Il concetto di scrittura della scena con il corpo viene ulteriormente confermato da Tiziana Montrasio su Il Sole 24 Ore. La giornalista, a proposito dello spettacolo “Hotel Paradiso”, ha l’impressione di trovarsi di fronte ad un canovaccio ‘rumoroso’, un groviglio di battute. Nonostante la comunicazione verbale sia completamente assente, infatti, la parola (formalmente inesistente) aleggia come un’ombra durante lo spettacolo, colpendo lo spettatore a tal punto da suggerire l’intuizione di una trama verbale. Gli studi contemporanei, per l’appunto, scardinano la classica dicotomia attore-oratore e negano la necessità dell’utilizzo della comunicazione verbale per l’ottenimento di una soddisfacente azione tragica. La ricerca della compagnia approda attualmente nella produzione di spettacoli che coniugano diverse discipline teatrali, tra cui clownerieteatro di figura, teatro danzaimprovvisazione.
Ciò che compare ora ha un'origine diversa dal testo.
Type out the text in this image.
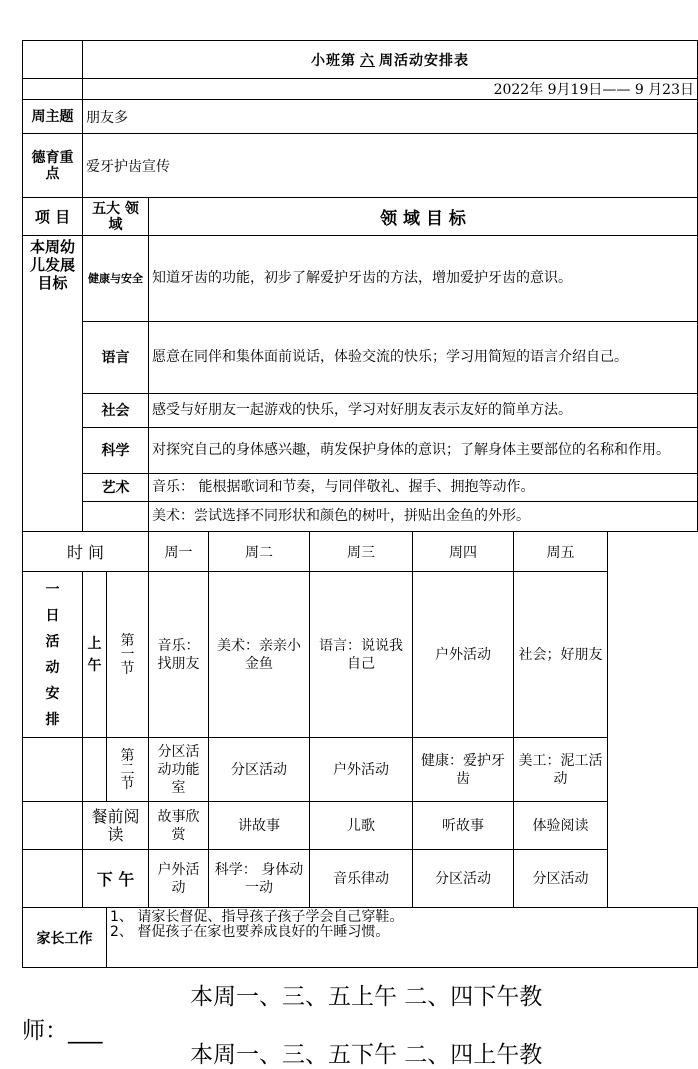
	小班第 六 周活动安排表						
	2022年 9月19日—— 9 月23日						
周主题	朋友多						
德育重点	爱牙护齿宣传						
项 目	五大 领域		领 域 目 标				
本周幼儿发展目标	健康与安全		知道牙齿的功能，初步了解爱护牙齿的方法，增加爱护牙齿的意识。				
	语言		愿意在同伴和集体面前说话，体验交流的快乐；学习用简短的语言介绍自己。				
	社会		感受与好朋友一起游戏的快乐，学习对好朋友表示友好的简单方法。				
	科学		对探究自己的身体感兴趣，萌发保护身体的意识；了解身体主要部位的名称和作用。				
	艺术		音乐： 能根据歌词和节奏，与同伴敬礼、握手、拥抱等动作。				
			美术：尝试选择不同形状和颜色的树叶，拼贴出金鱼的外形。				
时 间			周一	周二	周三	周四	周五
一日活动安排	上午	第一节	音乐：找朋友	美术：亲亲小金鱼	语言：说说我自己	户外活动	社会；好朋友
		第二节	分区活动功能室	分区活动	户外活动	健康：爱护牙齿	美工：泥工活动
	餐前阅读		故事欣赏	讲故事	儿歌	听故事	体验阅读
	下 午		户外活动	科学： 身体动一动	音乐律动	分区活动	分区活动
家长工作		1、 请家长督促、指导孩子孩子学会自己穿鞋。
2、 督促孩子在家也要养成良好的午睡习惯。					
本周一、三、五上午 二、四下午教
师：___
本周一、三、五下午 二、四上午教
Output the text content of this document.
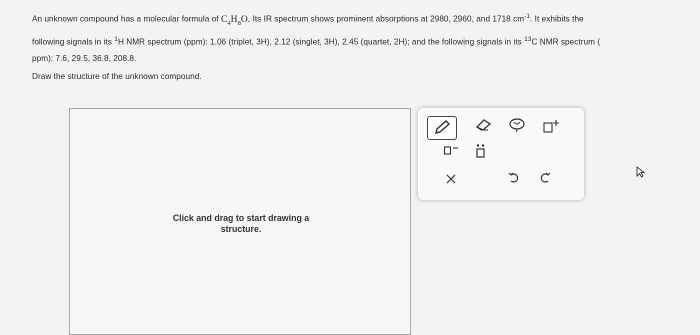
An unknown compound has a molecular formula of $C_4H_8O$. Its IR spectrum shows prominent absorptions at 2980, 2960, and 1718 $cm^{-1}$. It exhibits the
following signals in its $^1$H NMR spectrum (ppm): 1.06 (triplet, 3H), 2.12 (singlet, 3H), 2.45 (quartet, 2H); and the following signals in its $^{13}$C NMR spectrum (
ppm): 7.6, 29.5, 36.8, 208.8.
Draw the structure of the unknown compound.
Click and drag to start drawing a
structure.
Osservando il lavoro della compagnia, non si può che notare lo strabiliante utilizzo del corpo. Scenograficamente appagante, energicamente brillante e misurato in tutti i suoi micro movimenti, non può che essere considerato il protagonista assoluto di qualunque loro produzione teatrale. Da Hotel Paradiso Teatro Delusio, l’essenza della trama consiste nel corpo dinamico in scena. Gli attori sezionano e disarticolano ogni segmento corporeo, evocando le marionette del teatro di figura. Non è un caso, inoltre, che la scuola di provenienza degli attori (Folkwang Universität di Essen) abbia avuto nel corpo docente Pina Bausch, la coreografa capostipite degli studi di danza contemporanea. Comunemente definito “teatro danza”, questo filone di ricerca evoca e adatta elementi della danza classica. L’obiettivo consiste nella rielaborazione del concetto di corpo scenico e nella sintesi di un movimento non convenzionale. Lo studio unifica riferimenti alla quotidianità a gesti espressivi, in un connubio armonico.
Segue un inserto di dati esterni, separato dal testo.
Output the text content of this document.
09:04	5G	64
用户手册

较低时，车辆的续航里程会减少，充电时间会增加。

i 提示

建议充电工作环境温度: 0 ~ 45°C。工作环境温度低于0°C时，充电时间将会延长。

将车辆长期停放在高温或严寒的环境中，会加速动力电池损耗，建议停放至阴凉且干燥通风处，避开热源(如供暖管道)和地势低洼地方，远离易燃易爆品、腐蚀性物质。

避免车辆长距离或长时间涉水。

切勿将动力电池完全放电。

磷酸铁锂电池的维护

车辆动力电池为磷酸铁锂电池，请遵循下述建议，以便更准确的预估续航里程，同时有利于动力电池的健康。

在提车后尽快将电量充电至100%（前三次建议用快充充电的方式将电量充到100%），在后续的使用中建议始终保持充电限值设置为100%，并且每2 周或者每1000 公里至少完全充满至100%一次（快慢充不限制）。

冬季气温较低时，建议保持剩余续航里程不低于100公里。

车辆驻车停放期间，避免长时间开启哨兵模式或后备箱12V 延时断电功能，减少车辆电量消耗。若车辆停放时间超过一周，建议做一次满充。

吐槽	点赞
Familie Flöz offre una delle prospettive di analisi più interessanti sulla scena contemporanea. L’intenso sguardo autocritico e le numerose riflessioni metateatrali non impediscono allo spettacolo di possedere un’immensa carica energetica e vitalità scenica, al punto che The Guardian afferma:

Senza parole eppure così espressiva, struggente e allo stesso tempo piena di gioia, questa è una magistrale commedia.